When viewing the below MIT 6.001 course video, at 28:00 the instructor marks this algorithm as iteration. But, at 30.27 he says both this and the actual "recursive" algorithms are recursive. The function is calling itself with a base case, so how is this iteration?
https://www.youtube.com/watch?v=dlbMuv-jix8&list=PLE18841CABEA24090&index=2
private int iterativeSum(int x, int y)
{
System.out.println("x "+x+" y "+y);
if(x == 0)
{
return y;
}
return iterativeSum(--x, ++y);
}
The instructor seems to be more interested in how it's executed, rather than how the code is written. There's a big difference between those two, but that's a whole other conversation (but notably, some languages will compile recursions as iterations, as an example).
In this case, it is iteration when you hold the whole state in one place and repeatedly work on that one piece of data. It is recursion when you have a stack of states and add to the stack, then eventually collapse the stack back down to an answer.

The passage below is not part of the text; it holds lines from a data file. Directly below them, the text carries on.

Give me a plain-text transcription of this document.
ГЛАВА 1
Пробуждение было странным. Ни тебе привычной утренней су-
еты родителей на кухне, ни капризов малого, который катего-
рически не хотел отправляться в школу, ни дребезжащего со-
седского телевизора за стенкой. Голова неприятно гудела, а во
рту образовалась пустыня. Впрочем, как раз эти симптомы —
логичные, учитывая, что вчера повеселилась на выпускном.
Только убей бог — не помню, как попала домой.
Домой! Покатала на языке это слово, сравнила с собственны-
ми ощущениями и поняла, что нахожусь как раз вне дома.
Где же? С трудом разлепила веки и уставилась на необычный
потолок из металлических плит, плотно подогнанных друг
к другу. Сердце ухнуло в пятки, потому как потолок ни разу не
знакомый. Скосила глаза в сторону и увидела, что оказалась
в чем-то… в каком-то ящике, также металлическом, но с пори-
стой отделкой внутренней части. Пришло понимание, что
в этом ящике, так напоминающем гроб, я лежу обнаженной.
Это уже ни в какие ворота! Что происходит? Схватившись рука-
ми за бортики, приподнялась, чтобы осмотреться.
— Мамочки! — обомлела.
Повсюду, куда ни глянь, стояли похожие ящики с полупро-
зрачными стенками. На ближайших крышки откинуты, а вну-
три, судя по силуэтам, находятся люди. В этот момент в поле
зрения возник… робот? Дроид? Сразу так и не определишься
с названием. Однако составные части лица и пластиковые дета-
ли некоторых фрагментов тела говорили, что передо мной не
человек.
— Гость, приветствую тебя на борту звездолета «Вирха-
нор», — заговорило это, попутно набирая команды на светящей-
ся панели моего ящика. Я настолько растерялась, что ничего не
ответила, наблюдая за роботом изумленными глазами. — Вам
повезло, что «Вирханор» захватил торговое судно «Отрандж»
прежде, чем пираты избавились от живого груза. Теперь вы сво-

In the instructor's example at 31:00, he shows this as being iteration when there is one bit of paper that holds the entire state of the work done so far, and any one guy can take it and eventually produce the final answer.
In the example of recursion at 32:20, Joe has his own notes on the problem, and only passes on notes about a subsection of the problem. Harry then has enough information for his subsection of the problem, but the entire problem still requires Joe to hold on to his own information to process Harry's results when he gets them back from Harry.
You have a whole stack of people, with more people being added to the stack until one of them has a problem simple enough to do it by himself, and he can return his answer right away, which means the second last guy now has a simpler problem and can now return his answer, and so on until the entire stack of people collapses back down into one last (first) person who then produces the final answer.